ClimateRock operates within the Special Purpose Acquisition Company (SPAC) sector, which has seen significant activity and evolution. The industry is characterized by companies formed to facilitate the public listing of private entities through a merger. Trends include increased regulatory scrutiny and a focus on specific industry verticals for target acquisitions.

Regulatory Implications

As a SPAC, ClimateRock is subject to SEC regulations governing IPOs, disclosures, and business combinations. The company must adhere to rules regarding shareholder communications, proxy solicitations, and the process of merging with a target company, with potential implications for reporting and compliance.

What Investors Should Do

  1. Monitor progress on business combination efforts.
  2. Evaluate the increasing net loss against available capital.
  3. Understand the liquidation scenario and redemption value.

Key Dates

  • 2025-03-31: Quarter End — Reporting period for the 10-Q filing, showing financial status and operational progress.
  • 2025-07-01: Filing Date of 10-Q — Indicates the company has filed its quarterly report, providing updated information to investors.
  • 2025-07-XX: Potential SPAC Expiration — The company has a limited timeframe (approximately July 2025) to complete a business combination before potential liquidation.

Glossary

SPAC
Special Purpose Acquisition Company. A shell company that is created to raise capital through an initial public offering (IPO) for the purpose of acquiring an existing company. (ClimateRock is a SPAC, meaning its primary activity is to find and merge with another company, rather than operating a business itself.)
Trust Account
A segregated account holding the proceeds from a SPAC's IPO, typically invested in U.S. Treasury securities.
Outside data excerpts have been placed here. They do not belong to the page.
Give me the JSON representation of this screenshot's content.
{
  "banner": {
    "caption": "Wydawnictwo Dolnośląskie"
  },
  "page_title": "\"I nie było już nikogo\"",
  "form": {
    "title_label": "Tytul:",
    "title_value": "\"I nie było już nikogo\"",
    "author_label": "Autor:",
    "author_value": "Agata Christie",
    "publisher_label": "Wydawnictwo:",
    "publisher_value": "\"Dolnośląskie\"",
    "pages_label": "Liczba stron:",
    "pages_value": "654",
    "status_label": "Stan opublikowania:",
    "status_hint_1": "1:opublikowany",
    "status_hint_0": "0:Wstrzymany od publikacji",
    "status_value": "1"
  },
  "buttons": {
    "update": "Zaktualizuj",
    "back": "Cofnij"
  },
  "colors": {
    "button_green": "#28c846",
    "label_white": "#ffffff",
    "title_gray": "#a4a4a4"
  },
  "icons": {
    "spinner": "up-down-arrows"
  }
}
These funds are reserved for the business combination or to be returned to shareholders upon liquidation. (The $105,000,000 in the trust account represents the majority of ClimateRock's assets and the capital available for its intended acquisition.)
Business Combination
The merger or acquisition of a SPAC with an operating company, often referred to as a de-SPAC transaction. (This is the primary objective of ClimateRock. The success or failure of achieving a business combination dictates the company's future.)
Redemption Price
The amount per share that public shareholders receive if they choose to redeem their shares, typically at the time of a business combination or upon liquidation of the SPAC. (Investors can expect to receive approximately $10.00 per share if ClimateRock liquidates, providing a baseline value.)
De-SPAC Transaction
The process by which a SPAC merges with a target company, taking the target company public. (This is the strategic goal for ClimateRock, marking the transition from a shell company to an operating entity.)

Year-Over-Year Comparison

For the quarter ended March 31, 2025, ClimateRock reported a net loss of $1,050,000, an increase of 7.14% from $980,000 in the same period of 2024. Revenue remains at $0, consistent with its SPAC status. The trust account balance of $105,000,000 is a key financial highlight, representing the capital available for a business combination. No new significant risks have emerged, but the ongoing risk of failing to complete a business combination within the mandated timeframe remains critical.

Filing Details

This Form 10-Q (Form 10-Q) was filed with the SEC on July 1, 2025 regarding ClimateRock (CLRWF).